佐々木朗希の代理人が正式な交渉を始めるのは1月16日以降、移籍先が決まるのは交渉期限ギリギリに――。米メディアがイメージしているのは、佐々木のメジャーリーグ挑戦に関するそんなタイムスケジュールだ。
佐々木の代理人はジョエル・ウルフ氏。ドジャース・山本由伸を担当した人物だ。山本の交渉は最終的にマネー戦争になり、途中離脱する球団が出たが、佐々木は「25歳ルール」により、マイナー契約しか結べない。「令和の怪物」と称される若い逸材を、超低予算で獲得できる。
「25歳ルール」では、契約金と年俸は「インターナショナル・ボーナス・プール」という、定められた金額内からしか出すことができない。対象選手に対する「契約金と年俸の合計額」は最大700万ドル(約10億6800万円)と決められている。
メジャーリーグ関係者が解説する。
「インターナショナル・ボーナス・プールはメジャーリーグ機構が毎年、各球団に割り当てます。マイナー施設の規模などによって、若干のデコボコがあるんですが、割り当てられる額は一球団あたり、だいたい700万ドル。ドジャース以外の球団は2024年度分をほぼ使い果たしてしまいました」
交渉の本格化が1月15日と予測されるのは、そのためだ。来年度の契約期間は1月15日から始まり、年度が変わってボーナス・プールはリセットされる。
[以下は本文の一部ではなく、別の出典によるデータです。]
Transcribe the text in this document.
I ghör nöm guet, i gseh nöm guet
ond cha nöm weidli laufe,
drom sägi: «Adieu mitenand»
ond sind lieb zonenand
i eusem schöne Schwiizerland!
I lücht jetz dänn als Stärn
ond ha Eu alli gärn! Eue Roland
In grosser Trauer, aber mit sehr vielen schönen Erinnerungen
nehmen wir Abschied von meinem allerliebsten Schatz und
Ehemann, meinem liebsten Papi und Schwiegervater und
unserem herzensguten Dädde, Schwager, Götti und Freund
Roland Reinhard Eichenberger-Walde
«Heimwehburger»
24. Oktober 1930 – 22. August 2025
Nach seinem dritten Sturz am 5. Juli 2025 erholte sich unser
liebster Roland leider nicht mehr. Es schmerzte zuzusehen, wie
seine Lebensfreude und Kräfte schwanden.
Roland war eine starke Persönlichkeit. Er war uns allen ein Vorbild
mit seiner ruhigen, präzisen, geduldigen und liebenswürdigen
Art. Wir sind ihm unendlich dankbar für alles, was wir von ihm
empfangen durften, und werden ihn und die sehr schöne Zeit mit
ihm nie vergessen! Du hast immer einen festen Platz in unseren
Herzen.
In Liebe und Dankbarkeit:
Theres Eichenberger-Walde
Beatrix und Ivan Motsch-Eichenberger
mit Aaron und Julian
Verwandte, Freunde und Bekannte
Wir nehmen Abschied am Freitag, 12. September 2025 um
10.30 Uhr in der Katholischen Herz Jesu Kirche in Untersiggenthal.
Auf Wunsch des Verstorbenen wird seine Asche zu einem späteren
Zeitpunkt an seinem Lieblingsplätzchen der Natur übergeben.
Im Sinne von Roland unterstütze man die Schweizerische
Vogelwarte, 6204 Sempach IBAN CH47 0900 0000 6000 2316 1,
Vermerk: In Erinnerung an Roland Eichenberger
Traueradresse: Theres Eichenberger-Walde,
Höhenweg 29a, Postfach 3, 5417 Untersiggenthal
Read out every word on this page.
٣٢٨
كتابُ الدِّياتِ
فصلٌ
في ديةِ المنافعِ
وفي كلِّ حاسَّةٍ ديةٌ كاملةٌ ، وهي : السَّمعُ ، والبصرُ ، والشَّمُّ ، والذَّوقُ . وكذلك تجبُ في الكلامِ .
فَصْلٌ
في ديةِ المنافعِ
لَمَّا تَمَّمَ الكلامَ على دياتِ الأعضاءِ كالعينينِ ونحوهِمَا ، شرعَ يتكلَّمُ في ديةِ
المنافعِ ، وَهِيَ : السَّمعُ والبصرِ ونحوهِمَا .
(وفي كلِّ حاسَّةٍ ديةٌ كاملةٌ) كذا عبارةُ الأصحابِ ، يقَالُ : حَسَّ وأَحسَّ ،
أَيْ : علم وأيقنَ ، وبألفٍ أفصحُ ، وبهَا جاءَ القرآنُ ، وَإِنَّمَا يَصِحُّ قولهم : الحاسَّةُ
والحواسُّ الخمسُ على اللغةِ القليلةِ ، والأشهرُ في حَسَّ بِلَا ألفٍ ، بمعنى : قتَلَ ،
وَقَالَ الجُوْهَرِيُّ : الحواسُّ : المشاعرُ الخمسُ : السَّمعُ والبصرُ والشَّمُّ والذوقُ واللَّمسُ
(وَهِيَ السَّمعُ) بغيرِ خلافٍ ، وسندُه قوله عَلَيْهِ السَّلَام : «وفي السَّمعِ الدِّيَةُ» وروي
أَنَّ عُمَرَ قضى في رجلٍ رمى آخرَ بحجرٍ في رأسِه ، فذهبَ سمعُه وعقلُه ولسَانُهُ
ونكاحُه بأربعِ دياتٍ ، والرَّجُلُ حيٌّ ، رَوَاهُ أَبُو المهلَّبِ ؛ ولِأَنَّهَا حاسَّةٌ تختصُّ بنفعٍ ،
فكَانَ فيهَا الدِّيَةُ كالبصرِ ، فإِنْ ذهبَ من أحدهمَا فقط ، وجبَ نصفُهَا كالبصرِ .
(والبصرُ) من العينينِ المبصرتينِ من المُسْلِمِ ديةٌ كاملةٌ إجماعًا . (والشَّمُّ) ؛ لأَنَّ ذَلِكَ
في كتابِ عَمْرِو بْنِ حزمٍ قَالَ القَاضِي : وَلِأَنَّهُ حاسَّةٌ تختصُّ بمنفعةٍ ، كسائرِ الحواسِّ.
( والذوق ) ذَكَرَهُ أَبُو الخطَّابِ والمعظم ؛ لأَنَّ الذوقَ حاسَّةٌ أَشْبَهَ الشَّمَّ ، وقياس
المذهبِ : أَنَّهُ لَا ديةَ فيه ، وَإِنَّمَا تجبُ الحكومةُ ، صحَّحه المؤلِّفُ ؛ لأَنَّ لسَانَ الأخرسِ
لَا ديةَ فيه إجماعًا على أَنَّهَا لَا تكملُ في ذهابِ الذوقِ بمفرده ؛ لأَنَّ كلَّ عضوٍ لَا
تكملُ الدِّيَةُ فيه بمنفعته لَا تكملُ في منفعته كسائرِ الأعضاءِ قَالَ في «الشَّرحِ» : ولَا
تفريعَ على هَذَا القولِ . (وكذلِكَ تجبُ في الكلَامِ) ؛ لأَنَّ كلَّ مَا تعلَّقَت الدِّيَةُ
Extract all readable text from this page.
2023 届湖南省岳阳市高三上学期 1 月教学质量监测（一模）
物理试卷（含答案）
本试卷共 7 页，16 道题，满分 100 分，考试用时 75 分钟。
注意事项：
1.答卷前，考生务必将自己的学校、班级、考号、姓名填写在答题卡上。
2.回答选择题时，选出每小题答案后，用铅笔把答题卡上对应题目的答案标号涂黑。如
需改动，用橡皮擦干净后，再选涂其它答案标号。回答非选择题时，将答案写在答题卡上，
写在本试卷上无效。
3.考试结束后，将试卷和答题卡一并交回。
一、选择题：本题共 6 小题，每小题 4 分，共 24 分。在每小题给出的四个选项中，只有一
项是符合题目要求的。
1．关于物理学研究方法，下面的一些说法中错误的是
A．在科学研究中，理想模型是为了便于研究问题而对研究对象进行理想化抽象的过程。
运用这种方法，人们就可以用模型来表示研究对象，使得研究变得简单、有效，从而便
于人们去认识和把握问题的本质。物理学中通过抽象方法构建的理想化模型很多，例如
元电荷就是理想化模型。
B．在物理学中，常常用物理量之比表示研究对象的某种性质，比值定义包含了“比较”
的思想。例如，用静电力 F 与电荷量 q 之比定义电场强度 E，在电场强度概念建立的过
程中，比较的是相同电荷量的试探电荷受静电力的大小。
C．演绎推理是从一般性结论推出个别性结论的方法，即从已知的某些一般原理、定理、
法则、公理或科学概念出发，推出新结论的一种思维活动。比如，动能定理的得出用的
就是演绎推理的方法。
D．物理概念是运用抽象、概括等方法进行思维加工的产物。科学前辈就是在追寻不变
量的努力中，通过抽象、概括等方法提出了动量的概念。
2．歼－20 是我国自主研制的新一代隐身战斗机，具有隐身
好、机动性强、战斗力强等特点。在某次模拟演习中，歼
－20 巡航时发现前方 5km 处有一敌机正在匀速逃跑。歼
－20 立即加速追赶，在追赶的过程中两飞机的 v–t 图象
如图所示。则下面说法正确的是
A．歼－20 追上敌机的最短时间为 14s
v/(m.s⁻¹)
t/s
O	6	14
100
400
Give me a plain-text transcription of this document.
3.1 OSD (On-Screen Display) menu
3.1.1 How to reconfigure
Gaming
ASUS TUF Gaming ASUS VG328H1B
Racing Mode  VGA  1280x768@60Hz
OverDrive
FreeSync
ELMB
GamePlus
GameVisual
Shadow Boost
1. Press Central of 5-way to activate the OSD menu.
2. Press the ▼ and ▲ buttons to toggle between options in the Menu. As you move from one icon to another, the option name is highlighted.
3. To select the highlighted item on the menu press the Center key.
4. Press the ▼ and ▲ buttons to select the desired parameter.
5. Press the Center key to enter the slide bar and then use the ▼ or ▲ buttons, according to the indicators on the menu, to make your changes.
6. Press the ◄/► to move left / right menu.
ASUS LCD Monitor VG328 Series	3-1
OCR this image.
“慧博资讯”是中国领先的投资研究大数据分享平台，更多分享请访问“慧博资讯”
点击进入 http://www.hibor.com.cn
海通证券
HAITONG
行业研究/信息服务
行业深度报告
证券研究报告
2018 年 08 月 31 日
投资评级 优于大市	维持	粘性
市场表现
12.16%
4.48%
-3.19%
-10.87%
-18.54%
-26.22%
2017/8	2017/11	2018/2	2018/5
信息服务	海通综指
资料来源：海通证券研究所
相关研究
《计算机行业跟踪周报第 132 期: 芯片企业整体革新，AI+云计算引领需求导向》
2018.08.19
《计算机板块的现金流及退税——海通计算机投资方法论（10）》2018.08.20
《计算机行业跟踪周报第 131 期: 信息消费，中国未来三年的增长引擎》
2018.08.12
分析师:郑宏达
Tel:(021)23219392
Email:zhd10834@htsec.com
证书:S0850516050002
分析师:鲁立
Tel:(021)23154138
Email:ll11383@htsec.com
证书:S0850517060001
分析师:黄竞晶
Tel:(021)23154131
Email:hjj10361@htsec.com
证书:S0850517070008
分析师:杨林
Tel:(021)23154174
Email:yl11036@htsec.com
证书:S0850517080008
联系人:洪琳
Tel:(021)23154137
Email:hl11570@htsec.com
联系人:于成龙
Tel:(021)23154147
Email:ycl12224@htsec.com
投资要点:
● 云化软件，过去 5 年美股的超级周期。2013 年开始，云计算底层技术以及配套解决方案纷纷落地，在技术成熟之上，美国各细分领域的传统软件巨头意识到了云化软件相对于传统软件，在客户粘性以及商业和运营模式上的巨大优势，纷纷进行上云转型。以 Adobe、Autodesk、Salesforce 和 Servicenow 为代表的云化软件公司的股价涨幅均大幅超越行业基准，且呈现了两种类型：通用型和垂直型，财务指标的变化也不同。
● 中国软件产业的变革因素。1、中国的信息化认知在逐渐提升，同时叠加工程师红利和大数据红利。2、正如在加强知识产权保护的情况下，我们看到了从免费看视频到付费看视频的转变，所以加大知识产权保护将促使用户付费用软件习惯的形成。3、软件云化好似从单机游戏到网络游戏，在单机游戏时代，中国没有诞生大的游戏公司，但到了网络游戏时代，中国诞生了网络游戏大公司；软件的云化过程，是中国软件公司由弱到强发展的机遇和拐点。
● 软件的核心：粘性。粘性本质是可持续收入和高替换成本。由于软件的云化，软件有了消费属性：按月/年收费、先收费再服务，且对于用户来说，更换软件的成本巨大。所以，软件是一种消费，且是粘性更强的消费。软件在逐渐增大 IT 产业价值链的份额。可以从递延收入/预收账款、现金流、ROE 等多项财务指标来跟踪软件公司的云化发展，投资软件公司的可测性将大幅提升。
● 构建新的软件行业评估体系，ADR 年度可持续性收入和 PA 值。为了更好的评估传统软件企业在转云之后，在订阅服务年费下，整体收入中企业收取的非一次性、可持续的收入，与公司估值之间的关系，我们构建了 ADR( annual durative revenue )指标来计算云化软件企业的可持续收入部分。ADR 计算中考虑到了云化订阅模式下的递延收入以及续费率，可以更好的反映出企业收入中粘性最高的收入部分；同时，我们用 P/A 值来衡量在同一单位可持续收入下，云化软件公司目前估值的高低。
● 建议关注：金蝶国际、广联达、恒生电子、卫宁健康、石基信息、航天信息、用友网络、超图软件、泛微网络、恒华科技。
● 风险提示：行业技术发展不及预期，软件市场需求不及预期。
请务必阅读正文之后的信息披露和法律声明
また、ポスティング・システムの締切日は12月15日。交渉期限は45日間なので「12月15日に申請完了、そこから45日間」と考えると、来年1月末が期日となる。つまり1月16日以降30日までの15日間で、ウルフ氏は交渉をまとめなければならないのだ。
「メジャーリーグ各球団はシーズン中からスカウトを派遣していたので、佐々木の素質については知り尽くしています。ただ、体力不足の課題を5年経っても解消できていない点に、疑問を感じています。米球界の中4日のローテーションをこなす体力がないことも分かっていますが、この先もずっとそうした状態が続くのではないか、との厳しい意見が出始めました」(現地ジャーナリスト)
ウルフ氏はわずか15日間で、不安解消の説得ができるのだろうか。ポスティングシステムのルールでは、交渉決裂の際はロッテ球団に戻ることになっている。「ロッテ帰還」はありえない話ではない。そうなれば、佐々木と球団の「今後の関係」が心配になってくる。